Previously, more aggressive surgery was undertaken i.e. removal of all the lymph nodes around the blood vessels and nerves of the arm and behind the clavicle (axillary clearance) but this appeared only to cause more complications without giving any additional information.

The major complications were lymphedema and chronic nerve pain in the arm. Lymphedema (inability to drain lymphatic fluid resulting in its accumulation in the affected limb) is still the most frequent complication of axillary surgery but is less frequent with more conservative measures. The risk of lymphedema is increased when radiation is administered to the axilla.

When the tumor is less than 2 cm, a sentinel node biopsy is performed. Before surgery, a mildly radioactive substance is injected around the tumor.
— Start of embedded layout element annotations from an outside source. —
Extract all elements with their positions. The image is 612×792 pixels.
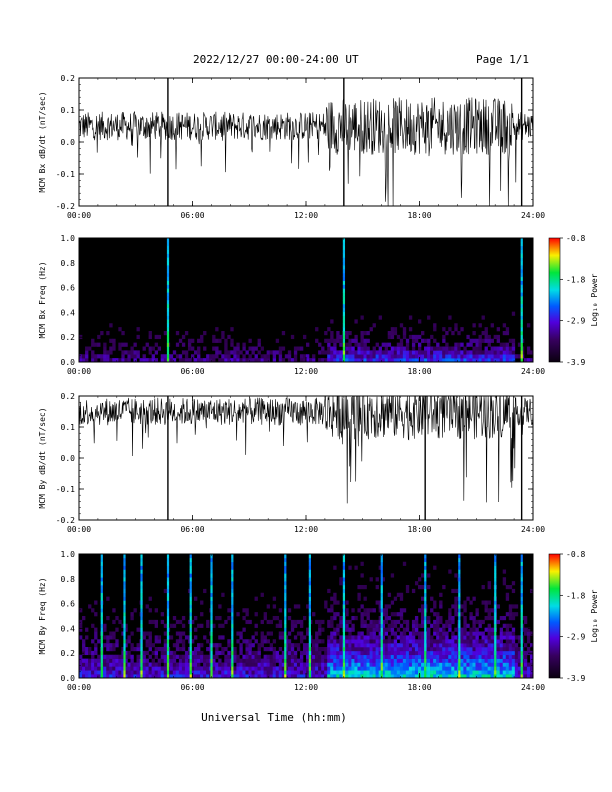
y-tick-label: 0.1 — [61, 423, 76, 432]
y-tick-label: 1.0 — [61, 550, 76, 559]
y-tick-label: 0.4 — [61, 308, 76, 317]
colorbar-tick-label: -3.9 — [566, 358, 585, 367]
y-tick-label: -0.2 — [56, 202, 75, 211]
y-tick-label: -0.1 — [56, 485, 75, 494]
y-tick-label: 1.0 — [61, 234, 76, 243]
x-tick-label: 06:00 — [180, 525, 204, 534]
x-tick-label: 00:00 — [67, 683, 91, 692]
x-tick-label: 12:00 — [294, 683, 318, 692]
colorbar-tick-label: -1.8 — [566, 275, 585, 284]
colorbar-label: Log₁₀ Power — [590, 589, 599, 642]
y-axis-label: MCM Bx dB/dt (nT/sec) — [38, 91, 47, 192]
x-tick-label: 00:00 — [67, 525, 91, 534]
x-axis-label: Universal Time (hh:mm) — [201, 711, 347, 724]
x-tick-label: 12:00 — [294, 211, 318, 220]
colorbar-tick-label: -0.8 — [566, 234, 585, 243]
x-tick-label: 18:00 — [407, 683, 431, 692]
x-tick-label: 06:00 — [180, 367, 204, 376]
panel-3: -0.2 -0.1 0.0 0.1 0.2 00:00 06:00 12:00 18:00 24:… — [38, 392, 545, 534]
x-tick-label: 12:00 — [294, 525, 318, 534]
panel-4: -0.8 -1.8 -2.9 -3.9 Log₁₀ Power 0.0 0.2 0.4 0.6 0… — [38, 550, 599, 692]
x-tick-label: 00:00 — [67, 367, 91, 376]
y-tick-label: 0.8 — [61, 575, 76, 584]
y-tick-label: 0.0 — [61, 454, 76, 463]
colorbar-tick-label: -1.8 — [566, 591, 585, 600]
x-tick-label: 00:00 — [67, 211, 91, 220]
y-tick-label: -0.1 — [56, 170, 75, 179]
y-axis-label: MCM Bx Freq (Hz) — [38, 261, 47, 338]
x-tick-label: 24:00 — [521, 683, 545, 692]
colorbar — [549, 238, 560, 362]
y-tick-label: 0.8 — [61, 259, 76, 268]
x-tick-label: 06:00 — [180, 211, 204, 220]
colorbar-tick-label: -2.9 — [566, 317, 585, 326]
y-tick-label: 0.1 — [61, 106, 76, 115]
x-tick-label: 24:00 — [521, 525, 545, 534]
y-axis-label: MCM By Freq (Hz) — [38, 577, 47, 654]
y-tick-label: 0.0 — [61, 358, 76, 367]
colorbar-label: Log₁₀ Power — [590, 273, 599, 326]
y-tick-label: 0.0 — [61, 138, 76, 147]
panel-2: -0.8 -1.8 -2.9 -3.9 Log₁₀ Power 0.0 0.2 0.4 0.6 0… — [38, 234, 599, 376]
colorbar — [549, 554, 560, 678]
y-tick-label: 0.2 — [61, 74, 76, 83]
colorbar-tick-label: -2.9 — [566, 633, 585, 642]
x-tick-label: 24:00 — [521, 211, 545, 220]
x-tick-label: 18:00 — [407, 367, 431, 376]
x-tick-label: 12:00 — [294, 367, 318, 376]
data-trace — [79, 98, 533, 207]
y-tick-label: 0.2 — [61, 649, 76, 658]
x-tick-label: 18:00 — [407, 525, 431, 534]
y-tick-label: 0.2 — [61, 333, 76, 342]
colorbar-tick-label: -0.8 — [566, 550, 585, 559]
y-tick-label: 0.6 — [61, 600, 76, 609]
x-tick-label: 06:00 — [180, 683, 204, 692]
y-tick-label: 0.2 — [61, 392, 76, 401]
y-tick-label: 0.6 — [61, 284, 76, 293]
y-axis-label: MCM By dB/dt (nT/sec) — [38, 407, 47, 508]
data-trace — [79, 396, 533, 503]
colorbar-tick-label: -3.9 — [566, 674, 585, 683]
y-tick-label: 0.4 — [61, 624, 76, 633]
y-tick-label: -0.2 — [56, 516, 75, 525]
x-tick-label: 24:00 — [521, 367, 545, 376]
x-tick-label: 18:00 — [407, 211, 431, 220]
y-tick-label: 0.0 — [61, 674, 76, 683]
panel-1: -0.2 -0.1 0.0 0.1 0.2 00:00 06:00 12:00 18:00 24:… — [38, 74, 545, 220]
This substance moves through the lymph vessels to the axillary nodes. The first axillary lymph node reached by the fluid, the sentinel node, is the most radioactive one (fig. 1). If malignant cells from the breast tumor pass into the lymphatic vessels then the sentinel node will be the first node involved.


Figure 1: identification of the sentinel lymph node

During surgery, a sensitive device (Geiger counter) that measures radioactivity, is used to detect the sentinel node. This is then excised and sent for histological examination. If the sentinel node is free of malignant cells, it is not necessary to remove the other lymph nodes in the axilla. A sentinel node biopsy is a minimally invasive, short procedure. Side effects, including the risk of lymphedema, are minimal.

If the sentinel node is invaded by malignant cells, a conventional removal or “clearance” of the lower part of the axillary lymph nodes is performed in an additional surgical procedure (fig. 2).